John McAfee 2Intel hasn’t completely ditched the McAfee brand, maintaining the familiar red shield in its logo. It also said, during the Consumer Electronics Show in Las Vegas, that it would be offering certain McAfee mobile security products for free.

“The complexity of keeping digital identities safe grows as mobile applications and devices become a more important part of our daily lives,” said Intel CEO Brian Krzanich, during his CES keynote. “Intel’s intent is to intensify our efforts dedicated to making the digital world more secure, and staying ahead of threats to private information on mobile and wearable devices.”

 John McAfee, who founded the company as McAfee Associates in 1987, fled Belize after one of his neighbours was murdered. He is now living in Portland, Oregon, and has made a number of comedic YouTube videos, one of which openly mocked McAfee security produccts.

Intel ‘is a dinosaur’

Rik Ferguson, vice president of security research at rival company Trend Micro, said it would be more difficult for Intel to sell under its new brand.

“Selling Intel Security will be more difficult than selling McAfee, same problem they had when they were Network Associates,” Ferguson told TechWeekEurope over Twitter. McAfee was known as Network Associates during the 1990s, folliwing a merger with Network General.

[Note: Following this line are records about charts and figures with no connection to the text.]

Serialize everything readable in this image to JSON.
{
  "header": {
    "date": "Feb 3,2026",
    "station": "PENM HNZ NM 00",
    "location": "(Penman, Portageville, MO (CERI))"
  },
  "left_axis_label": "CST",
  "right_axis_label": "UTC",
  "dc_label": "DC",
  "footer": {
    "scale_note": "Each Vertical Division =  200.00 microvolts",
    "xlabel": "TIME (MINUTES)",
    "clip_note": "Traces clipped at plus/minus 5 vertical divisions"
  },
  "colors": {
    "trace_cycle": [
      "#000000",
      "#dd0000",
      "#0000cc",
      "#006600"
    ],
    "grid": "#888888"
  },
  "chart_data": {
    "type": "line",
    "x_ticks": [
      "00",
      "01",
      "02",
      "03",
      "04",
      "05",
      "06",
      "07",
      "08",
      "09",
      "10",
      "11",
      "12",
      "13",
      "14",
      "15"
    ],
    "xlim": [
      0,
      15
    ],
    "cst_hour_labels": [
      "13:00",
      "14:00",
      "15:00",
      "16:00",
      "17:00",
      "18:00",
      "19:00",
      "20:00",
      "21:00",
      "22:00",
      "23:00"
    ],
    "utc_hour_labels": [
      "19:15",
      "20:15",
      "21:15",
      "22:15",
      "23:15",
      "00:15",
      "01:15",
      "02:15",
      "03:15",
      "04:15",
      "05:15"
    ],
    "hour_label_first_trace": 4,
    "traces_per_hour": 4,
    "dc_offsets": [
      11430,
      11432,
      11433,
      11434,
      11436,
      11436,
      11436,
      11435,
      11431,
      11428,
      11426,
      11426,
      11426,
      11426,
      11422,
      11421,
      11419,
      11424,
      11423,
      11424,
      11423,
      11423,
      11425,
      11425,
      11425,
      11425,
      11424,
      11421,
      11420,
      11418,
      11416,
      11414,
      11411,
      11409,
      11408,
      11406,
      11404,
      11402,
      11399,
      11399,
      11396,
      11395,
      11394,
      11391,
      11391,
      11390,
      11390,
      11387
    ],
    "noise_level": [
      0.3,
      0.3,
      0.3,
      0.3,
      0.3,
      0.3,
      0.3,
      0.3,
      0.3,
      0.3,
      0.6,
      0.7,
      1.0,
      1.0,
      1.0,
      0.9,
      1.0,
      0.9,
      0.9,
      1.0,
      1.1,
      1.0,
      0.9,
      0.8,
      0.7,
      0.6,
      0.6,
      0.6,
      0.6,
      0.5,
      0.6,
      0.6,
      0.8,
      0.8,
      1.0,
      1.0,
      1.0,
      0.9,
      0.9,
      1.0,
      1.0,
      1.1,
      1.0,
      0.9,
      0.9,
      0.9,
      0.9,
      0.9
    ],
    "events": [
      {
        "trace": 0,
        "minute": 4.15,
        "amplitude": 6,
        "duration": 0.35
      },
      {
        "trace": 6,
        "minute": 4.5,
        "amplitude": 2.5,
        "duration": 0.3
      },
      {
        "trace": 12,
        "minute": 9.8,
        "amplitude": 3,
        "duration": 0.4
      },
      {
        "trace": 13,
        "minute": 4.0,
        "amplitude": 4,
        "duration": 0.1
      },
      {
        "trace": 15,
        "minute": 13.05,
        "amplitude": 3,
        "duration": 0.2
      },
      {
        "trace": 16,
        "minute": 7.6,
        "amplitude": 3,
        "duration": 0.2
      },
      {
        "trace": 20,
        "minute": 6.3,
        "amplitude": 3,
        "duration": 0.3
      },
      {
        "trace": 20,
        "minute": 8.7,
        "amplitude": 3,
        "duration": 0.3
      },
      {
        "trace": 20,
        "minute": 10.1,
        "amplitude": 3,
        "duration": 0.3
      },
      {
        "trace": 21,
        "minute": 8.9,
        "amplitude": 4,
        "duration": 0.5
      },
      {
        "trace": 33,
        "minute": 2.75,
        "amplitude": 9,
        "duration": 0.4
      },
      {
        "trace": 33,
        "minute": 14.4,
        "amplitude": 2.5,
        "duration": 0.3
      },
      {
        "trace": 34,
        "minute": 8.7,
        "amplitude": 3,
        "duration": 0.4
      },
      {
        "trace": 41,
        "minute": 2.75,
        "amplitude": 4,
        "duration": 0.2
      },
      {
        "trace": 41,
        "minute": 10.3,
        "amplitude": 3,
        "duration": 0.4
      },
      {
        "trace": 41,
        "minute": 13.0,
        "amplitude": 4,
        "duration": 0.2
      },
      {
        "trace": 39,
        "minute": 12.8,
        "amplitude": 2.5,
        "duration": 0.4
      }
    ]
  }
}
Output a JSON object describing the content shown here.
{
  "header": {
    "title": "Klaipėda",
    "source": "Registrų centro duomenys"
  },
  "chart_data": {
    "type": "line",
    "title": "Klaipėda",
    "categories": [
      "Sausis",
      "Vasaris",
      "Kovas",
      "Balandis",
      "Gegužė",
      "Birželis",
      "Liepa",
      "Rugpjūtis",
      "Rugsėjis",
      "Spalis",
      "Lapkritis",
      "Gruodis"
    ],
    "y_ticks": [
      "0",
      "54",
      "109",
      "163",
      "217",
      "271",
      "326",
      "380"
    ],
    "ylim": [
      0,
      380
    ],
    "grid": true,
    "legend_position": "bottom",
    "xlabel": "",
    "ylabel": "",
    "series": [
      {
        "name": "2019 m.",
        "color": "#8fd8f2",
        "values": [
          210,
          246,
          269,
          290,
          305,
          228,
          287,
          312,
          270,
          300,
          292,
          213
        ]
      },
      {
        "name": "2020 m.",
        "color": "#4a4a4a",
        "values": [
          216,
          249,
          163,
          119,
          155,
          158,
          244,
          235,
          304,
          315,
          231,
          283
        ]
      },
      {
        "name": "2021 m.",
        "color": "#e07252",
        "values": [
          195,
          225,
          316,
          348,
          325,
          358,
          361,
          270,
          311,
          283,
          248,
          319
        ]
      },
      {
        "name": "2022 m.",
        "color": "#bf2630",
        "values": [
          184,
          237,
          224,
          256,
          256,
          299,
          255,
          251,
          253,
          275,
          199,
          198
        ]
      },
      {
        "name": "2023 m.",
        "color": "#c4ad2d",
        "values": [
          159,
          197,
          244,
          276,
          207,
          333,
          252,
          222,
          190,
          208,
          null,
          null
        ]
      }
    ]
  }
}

Both Intel and Microsoft have talked about the need to provide “baseline” security, but Ferguson says they have fallen behind as the security challenge evolves, describing them as “two dinosaurs who did not invest in their meteor detection capability”.

Intel and Microsoft had not responded to requests for comment on those criticisms at the time of publication.

Intel’s purchase of McAfee left some dubious, questioning the need to integrate for security on a chip, where it can only deal with a limited range of attacks, namely those involving rootkits. Such concerns were raised when Intel paid $7.58 billion for McAfee in 2010.